Sousa bez konkurencji, Engel i Smuda najgorsi
Spotkanie z Albanią było już trzynastym, w którym Paulo Sousa poprowadził reprezentację Polski do boju. Gra i wyniki biało-czerwonych pod jego wodzą być może nie rzucają na kolana, ale w jednej statystyce Portugalczyk nie ma sobie równych.
Pod jego wodzą Polacy zawsze strzelają (fot. Piotr Kucza / 400mm.pl)
Chodzi oczywiście o serię kolejnych meczów z przynajmniej jednym zdobytym golem. Jak na razie Polska z Sousą na ławce trenerskiej strzelała w każdym z trzynastu spotkań, co w XXI wieku jest wynikiem bezkonkurencyjnym.
Łącznie drużyna Paulo Sousy zdobyła we wspomnianych meczach aż 32 gole, a Lewandowskiemu i spółce udawało się trafiać nawet przeciwko tak wymagającym rywalom jak Anglia (dwukrotnie), a także Hiszpania.
Biorąc pod uwagę selekcjonerów, którzy piastowali swój urząd w tym stuleciu i dotrwali do spotkania nr 13, to wynik Portugalczyka jest zdecydowanie najlepszy.
Na analogicznym odcinku najmniej gier bez gola miały drużyny Waldemara Fornalika, a także Leo Beenhakkera – pod dwa takie mecze. W czterech przypadkach bramek nie zdobyli piłkarze Jerzego Brzęczka, Adama Nawałki i Pawła Janasa.

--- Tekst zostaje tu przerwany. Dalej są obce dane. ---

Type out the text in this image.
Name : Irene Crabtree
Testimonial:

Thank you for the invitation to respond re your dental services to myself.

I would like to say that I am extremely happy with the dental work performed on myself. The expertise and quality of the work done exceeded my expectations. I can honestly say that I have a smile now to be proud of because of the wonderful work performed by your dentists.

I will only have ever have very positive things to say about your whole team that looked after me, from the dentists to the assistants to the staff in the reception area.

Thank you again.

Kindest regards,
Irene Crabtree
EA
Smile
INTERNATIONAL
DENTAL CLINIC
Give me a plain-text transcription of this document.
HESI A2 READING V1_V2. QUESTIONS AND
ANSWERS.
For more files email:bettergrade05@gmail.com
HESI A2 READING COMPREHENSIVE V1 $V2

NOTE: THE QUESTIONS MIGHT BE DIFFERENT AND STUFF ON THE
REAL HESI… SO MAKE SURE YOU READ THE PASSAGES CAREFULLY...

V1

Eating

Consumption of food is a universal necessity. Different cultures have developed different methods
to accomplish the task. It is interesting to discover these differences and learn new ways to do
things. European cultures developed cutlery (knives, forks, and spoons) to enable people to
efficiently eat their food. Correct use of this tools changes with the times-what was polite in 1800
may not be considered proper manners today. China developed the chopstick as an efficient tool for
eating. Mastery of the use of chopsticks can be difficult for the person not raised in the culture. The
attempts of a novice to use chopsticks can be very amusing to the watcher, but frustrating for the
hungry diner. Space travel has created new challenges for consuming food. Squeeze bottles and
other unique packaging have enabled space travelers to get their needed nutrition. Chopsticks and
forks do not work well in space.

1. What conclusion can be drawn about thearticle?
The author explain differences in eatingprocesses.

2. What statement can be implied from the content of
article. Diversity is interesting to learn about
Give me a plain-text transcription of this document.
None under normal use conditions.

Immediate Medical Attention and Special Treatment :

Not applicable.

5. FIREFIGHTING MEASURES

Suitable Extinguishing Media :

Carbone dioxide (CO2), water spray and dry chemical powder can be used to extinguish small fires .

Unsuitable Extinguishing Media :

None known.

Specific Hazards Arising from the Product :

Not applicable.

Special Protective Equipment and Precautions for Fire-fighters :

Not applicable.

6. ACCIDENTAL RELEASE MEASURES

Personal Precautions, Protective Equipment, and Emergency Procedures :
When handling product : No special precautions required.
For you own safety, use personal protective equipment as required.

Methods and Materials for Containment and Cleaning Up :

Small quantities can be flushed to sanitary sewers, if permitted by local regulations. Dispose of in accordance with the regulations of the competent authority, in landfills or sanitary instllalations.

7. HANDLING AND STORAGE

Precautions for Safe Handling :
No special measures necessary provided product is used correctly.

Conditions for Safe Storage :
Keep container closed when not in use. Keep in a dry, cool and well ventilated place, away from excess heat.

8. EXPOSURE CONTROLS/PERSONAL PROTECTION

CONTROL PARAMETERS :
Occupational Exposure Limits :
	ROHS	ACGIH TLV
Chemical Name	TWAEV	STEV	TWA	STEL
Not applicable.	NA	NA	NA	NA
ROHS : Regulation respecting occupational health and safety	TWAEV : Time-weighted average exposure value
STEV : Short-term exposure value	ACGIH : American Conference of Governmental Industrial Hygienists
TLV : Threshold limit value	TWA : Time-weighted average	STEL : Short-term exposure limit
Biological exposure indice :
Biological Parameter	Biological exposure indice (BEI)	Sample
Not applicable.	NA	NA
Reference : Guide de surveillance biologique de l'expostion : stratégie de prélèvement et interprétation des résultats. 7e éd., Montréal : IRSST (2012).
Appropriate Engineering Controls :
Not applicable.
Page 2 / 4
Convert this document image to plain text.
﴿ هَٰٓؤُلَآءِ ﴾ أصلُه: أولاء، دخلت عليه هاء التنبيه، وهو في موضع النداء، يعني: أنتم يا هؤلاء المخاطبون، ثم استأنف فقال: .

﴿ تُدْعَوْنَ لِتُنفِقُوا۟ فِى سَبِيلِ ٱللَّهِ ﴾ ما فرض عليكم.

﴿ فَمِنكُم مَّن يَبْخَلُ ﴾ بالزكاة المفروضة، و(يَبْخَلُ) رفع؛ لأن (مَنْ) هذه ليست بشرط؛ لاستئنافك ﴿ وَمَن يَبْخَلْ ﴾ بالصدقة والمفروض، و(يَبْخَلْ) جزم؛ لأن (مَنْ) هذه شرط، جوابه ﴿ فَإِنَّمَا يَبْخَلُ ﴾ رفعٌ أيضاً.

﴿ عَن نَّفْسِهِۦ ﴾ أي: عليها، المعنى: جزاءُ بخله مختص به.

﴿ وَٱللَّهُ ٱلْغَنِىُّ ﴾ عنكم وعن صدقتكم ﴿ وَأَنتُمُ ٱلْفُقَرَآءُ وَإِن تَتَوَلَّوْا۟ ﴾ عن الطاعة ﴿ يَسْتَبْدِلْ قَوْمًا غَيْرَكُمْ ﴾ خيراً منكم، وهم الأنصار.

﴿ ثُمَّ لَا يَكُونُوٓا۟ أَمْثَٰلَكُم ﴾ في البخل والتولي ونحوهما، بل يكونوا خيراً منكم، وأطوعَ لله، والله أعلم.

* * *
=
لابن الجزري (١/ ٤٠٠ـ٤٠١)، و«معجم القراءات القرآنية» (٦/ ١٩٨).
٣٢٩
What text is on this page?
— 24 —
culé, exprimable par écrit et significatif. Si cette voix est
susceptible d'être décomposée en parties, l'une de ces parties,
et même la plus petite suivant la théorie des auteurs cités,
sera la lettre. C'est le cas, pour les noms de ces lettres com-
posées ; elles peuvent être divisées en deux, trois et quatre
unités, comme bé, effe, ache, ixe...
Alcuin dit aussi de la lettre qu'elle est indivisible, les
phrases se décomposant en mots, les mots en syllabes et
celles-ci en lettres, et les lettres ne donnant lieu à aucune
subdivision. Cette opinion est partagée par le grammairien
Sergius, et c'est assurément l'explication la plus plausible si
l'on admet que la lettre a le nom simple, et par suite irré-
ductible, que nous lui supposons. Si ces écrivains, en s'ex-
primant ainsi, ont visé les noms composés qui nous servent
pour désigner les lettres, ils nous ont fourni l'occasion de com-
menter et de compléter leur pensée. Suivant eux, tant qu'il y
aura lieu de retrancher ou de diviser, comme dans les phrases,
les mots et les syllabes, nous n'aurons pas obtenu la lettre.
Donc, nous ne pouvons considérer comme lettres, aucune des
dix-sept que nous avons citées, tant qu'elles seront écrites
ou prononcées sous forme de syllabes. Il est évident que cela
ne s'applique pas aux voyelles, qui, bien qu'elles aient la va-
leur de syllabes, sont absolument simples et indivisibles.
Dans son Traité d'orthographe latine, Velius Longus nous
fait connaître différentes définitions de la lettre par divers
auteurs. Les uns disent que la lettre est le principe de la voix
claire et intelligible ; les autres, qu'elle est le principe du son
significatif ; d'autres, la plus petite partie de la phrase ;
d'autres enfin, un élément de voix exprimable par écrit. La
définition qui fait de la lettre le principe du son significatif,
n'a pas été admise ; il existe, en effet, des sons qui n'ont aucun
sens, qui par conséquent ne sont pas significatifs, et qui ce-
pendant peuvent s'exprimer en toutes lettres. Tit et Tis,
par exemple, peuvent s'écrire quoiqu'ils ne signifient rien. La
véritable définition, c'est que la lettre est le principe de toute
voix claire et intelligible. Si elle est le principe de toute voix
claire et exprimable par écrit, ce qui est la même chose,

Najgorzej z kolei wiodło się Franciszkowi Smudzie i Jerzemu Engelowi, którzy w swoich pierwszych trzynastu meczach pięciokrotnie musieli obserwować jak ich drużyny nie były w stanie zdobyć gola. Co ciekawe, reprezentacja Engela na swoje pierwsze trafienie pod jego wodzą musiała czekać aż do piątego spotkania, kiedy to przegranym starciu z Holandią bramkę zdobył Paweł Kryszałowicz.
Przypomnijmy, że zespół Paulo Sousy plasuje się aktualnie na drugiej lokacie w swojej grupie eliminacyjnej i ma spore szanse na grę w barażach o mundial.